There are great successes, Gaylene Preston’s documentary War Stories Our Mothers Never Told Us, enriching our understanding of the effects of war, and fictional efforts such as Taika Waititi’s Tama Tū immersing us in the moments of fighting, and also some failures where a burning desire to put it on film could not compensate for lack of funding, Chunuk Bair being the notable example.
But regardless of argument over relative merits of films in this collection, each is a document of New Zealanders at war, and poses a question about the identity of New Zealand and New Zealanders that one film alone cannot answer. And that’s why it‘s so important to view this Anzac collection.
About the writer:
Dr Christopher Pugsley is a senior Lecturer in War Studies at the Royal Military Academy Sandhurst in the United Kingdom. A former New Zealand Army officer, he is an authority on New Zealanders at war. His books include Gallipoli: The New Zealand Story; The Anzac Experience; Te Hokowhitu A Tu: The Māori Pioneer Battalion in the First World War; and Kiwis in Conflict: 200 Years of New Zealand at War.
By Chris Pugsley
For 93 years we've marked Anzac Day, and I have the impression that for the first 50 or 60 of those years, servicemen who'd fought overseas saw it as "their" day.
A day when, of course, they'd remember fallen comrades and reminisce with old mates, and remind the rest of us about the service they'd given before they'd become, many of them, influential citizens - farmers, businessmen, cabinet ministers.
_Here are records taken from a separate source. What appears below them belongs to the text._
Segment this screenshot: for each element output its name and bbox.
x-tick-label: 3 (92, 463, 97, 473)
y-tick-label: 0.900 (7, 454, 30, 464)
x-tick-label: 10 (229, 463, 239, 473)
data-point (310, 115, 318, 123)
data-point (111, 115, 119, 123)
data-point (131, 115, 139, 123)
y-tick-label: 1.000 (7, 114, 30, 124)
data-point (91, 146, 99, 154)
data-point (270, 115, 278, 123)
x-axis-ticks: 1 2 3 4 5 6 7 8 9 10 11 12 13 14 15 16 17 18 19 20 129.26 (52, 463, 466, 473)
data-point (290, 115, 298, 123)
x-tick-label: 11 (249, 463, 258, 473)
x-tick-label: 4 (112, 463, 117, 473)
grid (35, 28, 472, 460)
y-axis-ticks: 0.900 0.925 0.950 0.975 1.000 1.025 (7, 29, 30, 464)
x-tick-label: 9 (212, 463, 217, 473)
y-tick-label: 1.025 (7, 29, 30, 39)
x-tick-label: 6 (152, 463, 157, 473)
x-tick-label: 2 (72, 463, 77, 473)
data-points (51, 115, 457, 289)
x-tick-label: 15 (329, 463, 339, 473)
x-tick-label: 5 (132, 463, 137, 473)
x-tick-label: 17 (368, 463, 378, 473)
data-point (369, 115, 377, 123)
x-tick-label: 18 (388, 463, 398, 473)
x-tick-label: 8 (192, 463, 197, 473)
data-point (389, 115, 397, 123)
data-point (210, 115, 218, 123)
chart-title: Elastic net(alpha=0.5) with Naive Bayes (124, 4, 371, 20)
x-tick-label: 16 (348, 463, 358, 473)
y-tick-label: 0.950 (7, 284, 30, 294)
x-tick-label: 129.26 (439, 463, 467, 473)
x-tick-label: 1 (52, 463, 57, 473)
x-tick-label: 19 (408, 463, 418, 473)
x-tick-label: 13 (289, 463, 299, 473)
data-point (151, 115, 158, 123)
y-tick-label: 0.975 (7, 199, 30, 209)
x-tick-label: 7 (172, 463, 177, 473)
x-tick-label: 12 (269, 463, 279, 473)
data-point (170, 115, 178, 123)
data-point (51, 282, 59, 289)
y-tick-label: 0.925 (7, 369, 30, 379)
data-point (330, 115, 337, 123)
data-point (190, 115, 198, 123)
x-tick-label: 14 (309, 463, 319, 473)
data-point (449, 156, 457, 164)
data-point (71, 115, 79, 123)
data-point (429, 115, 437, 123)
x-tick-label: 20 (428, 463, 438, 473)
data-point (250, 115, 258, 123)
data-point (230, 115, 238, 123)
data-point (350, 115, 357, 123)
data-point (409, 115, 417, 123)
Grateful and impressed, the rest of us supported welfare work for ex-servicemen and women, paid attention to RSA presidential cold war sabre-rattling, and turned out on Anzac Day to buy a poppy and pay our respects.
But by the 1970s such dutiful observance had become rather stale - even divisive. Some younger people disrupted parades and speeches which they saw as glorifying the unpopular Vietnam War; and fewer older folk bothered to turn up at dawn to support the returned men on "their" Anzac Day.
As its members aged and became less of a force in the land, the RSA realised it had to become a more genuinely national institution. Reaching out to women and men who'd served at home, it started to change itself into the Royal NZ Returned And Services Association and handed control of Anzac Day to Government and Councils. It was an acknowledgement that the memories and significance of wartime didn't belong only to those who had fought and served, but to the entire nation.
That understanding got a big thump forward on the day when the homecoming parade of Kiwi troops who'd fought in Vietnam was booed and disrupted by people angry about our commitment to what they saw as an unjust war. For the first time, we were not all proud of what our armed forces had done on our behalf. But blaming them was, of course, foolish and unfair. We had been reminded that the responsibility for asking people to serve and fight, and perhaps die, belongs to all of us.
And now Anzac Day belongs to all of us too. We've shown it with big April 25 turnouts, Gallipoli pilgrimages and strong support for important national statements like the Canberra and London War Memorials, and the return of the Unknown Warrior to a Wellington tomb.
But to see how the ownership of Anzac Day has been most powerfully charted, animated and encouraged among us, sample the stories offered (often, and appropriately, by women) in this NZ On Screen collection. You'll see our grief, joy, ceremonies, and memories proud and painful being explored, opened up and passed down. It is these films and programmes, and the books that support and inspire them, which guarantee we'll be able to deliver on our Anzac Day promise - "we will remember them".